The governor wanted lawmakers to require that CalPERS, which negotiates and administers medical coverage for state employees and retirees, add at least one health plan to the state’s menu that would give subscribers lower monthly premiums paired with a tax-advantaged health-savings account. Since the state pays a percentage of premiums, a high-deductible pay would save money for the state and, by extension, taxpayers.

But high-deductible plans exchange those lower premiums for higher co-pays for visits to doctors and significantly larger deductibles for treatments, hospitalization and drugs. Employees bear those higher out-of-pocket costs.

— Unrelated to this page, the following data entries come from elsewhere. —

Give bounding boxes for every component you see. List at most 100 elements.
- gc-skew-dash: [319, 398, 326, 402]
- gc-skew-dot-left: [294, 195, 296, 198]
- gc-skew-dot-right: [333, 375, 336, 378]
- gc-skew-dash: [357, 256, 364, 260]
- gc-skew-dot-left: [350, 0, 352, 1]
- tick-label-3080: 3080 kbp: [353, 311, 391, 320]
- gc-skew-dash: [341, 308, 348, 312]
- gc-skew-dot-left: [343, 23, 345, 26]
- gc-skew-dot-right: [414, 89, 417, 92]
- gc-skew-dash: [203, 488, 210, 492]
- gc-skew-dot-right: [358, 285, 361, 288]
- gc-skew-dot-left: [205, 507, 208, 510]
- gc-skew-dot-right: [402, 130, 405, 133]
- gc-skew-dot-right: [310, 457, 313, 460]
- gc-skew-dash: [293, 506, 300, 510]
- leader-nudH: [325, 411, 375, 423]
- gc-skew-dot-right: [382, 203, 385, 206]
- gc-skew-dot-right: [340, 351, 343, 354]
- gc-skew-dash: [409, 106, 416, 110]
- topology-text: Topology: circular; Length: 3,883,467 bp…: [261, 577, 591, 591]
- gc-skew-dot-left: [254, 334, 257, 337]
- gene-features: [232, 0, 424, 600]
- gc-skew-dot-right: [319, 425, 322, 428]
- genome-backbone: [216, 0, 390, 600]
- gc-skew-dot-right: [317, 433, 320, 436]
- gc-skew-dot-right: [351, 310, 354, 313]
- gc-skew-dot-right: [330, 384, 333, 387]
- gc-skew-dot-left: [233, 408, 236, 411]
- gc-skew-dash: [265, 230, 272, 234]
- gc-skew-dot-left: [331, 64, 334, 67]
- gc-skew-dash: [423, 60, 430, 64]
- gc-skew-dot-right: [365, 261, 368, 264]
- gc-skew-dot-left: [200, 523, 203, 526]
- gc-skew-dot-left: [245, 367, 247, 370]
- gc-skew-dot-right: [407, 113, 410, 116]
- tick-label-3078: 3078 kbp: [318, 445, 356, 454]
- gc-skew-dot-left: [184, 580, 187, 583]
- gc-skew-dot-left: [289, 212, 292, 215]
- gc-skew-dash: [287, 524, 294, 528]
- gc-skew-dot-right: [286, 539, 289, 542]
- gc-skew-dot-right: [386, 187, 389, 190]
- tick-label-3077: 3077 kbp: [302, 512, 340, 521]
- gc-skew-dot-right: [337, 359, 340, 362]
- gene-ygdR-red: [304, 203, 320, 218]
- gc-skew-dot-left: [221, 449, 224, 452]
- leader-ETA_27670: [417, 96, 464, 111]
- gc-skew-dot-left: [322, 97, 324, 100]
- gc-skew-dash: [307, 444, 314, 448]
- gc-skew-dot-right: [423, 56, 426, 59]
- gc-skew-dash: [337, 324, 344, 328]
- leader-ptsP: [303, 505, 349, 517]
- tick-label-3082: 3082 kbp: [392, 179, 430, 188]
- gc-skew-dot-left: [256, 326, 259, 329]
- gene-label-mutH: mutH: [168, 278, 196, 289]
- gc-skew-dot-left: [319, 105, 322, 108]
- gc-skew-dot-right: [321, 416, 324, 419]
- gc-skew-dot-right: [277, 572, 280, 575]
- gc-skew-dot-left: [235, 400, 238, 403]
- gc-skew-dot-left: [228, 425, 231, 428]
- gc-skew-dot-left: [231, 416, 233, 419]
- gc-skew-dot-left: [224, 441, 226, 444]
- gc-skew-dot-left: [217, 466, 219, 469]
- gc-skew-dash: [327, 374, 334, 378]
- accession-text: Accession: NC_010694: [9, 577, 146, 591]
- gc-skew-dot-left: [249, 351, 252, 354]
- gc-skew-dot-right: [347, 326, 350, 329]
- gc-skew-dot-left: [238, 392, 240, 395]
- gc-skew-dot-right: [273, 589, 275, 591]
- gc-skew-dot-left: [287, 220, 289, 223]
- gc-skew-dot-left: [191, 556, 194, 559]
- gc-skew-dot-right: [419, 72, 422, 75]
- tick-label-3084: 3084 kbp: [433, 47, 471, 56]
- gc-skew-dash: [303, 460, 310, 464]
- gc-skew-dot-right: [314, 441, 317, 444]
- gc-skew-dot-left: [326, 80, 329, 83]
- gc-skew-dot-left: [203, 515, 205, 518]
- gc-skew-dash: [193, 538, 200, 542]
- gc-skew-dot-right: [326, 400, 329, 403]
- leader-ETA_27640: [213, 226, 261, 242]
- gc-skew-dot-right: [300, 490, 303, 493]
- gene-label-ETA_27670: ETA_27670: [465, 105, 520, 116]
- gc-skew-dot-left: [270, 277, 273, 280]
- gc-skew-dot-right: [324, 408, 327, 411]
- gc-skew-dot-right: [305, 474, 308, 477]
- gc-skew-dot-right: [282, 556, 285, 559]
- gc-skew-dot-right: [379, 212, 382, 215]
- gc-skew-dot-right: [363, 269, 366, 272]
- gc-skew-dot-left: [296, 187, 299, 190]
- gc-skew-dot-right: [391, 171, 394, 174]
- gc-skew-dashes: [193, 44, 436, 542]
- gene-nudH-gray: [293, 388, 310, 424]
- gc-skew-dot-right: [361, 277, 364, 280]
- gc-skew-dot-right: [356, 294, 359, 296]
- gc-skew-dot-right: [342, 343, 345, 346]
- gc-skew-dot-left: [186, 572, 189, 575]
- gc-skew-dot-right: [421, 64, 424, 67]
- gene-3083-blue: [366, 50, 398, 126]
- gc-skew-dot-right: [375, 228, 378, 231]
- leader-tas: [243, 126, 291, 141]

Unions blasted Brown’s proposal, while some state experts questioned whether such a plan – common in the private sector – would save money. And the lowest-premium insurance that CalPERS offers is also its least popular, raising the possibility that state employees would stick with their high-premium plans even if offered a high-deductible alternative.

Although the proposal wasn’t in the budget, Brown could still resurrect it. The governor has said he wants to negotiate lower-tier benefits with labor unions, and he’s in talks with four group right now. If any reach agreement for a cheaper plan before lawmakers adjourn in September, a bill could be rushed through for Brown’s signature.

And with three more state budgets to craft before he is termed out, the governor could float the idea again in subsequent proposals.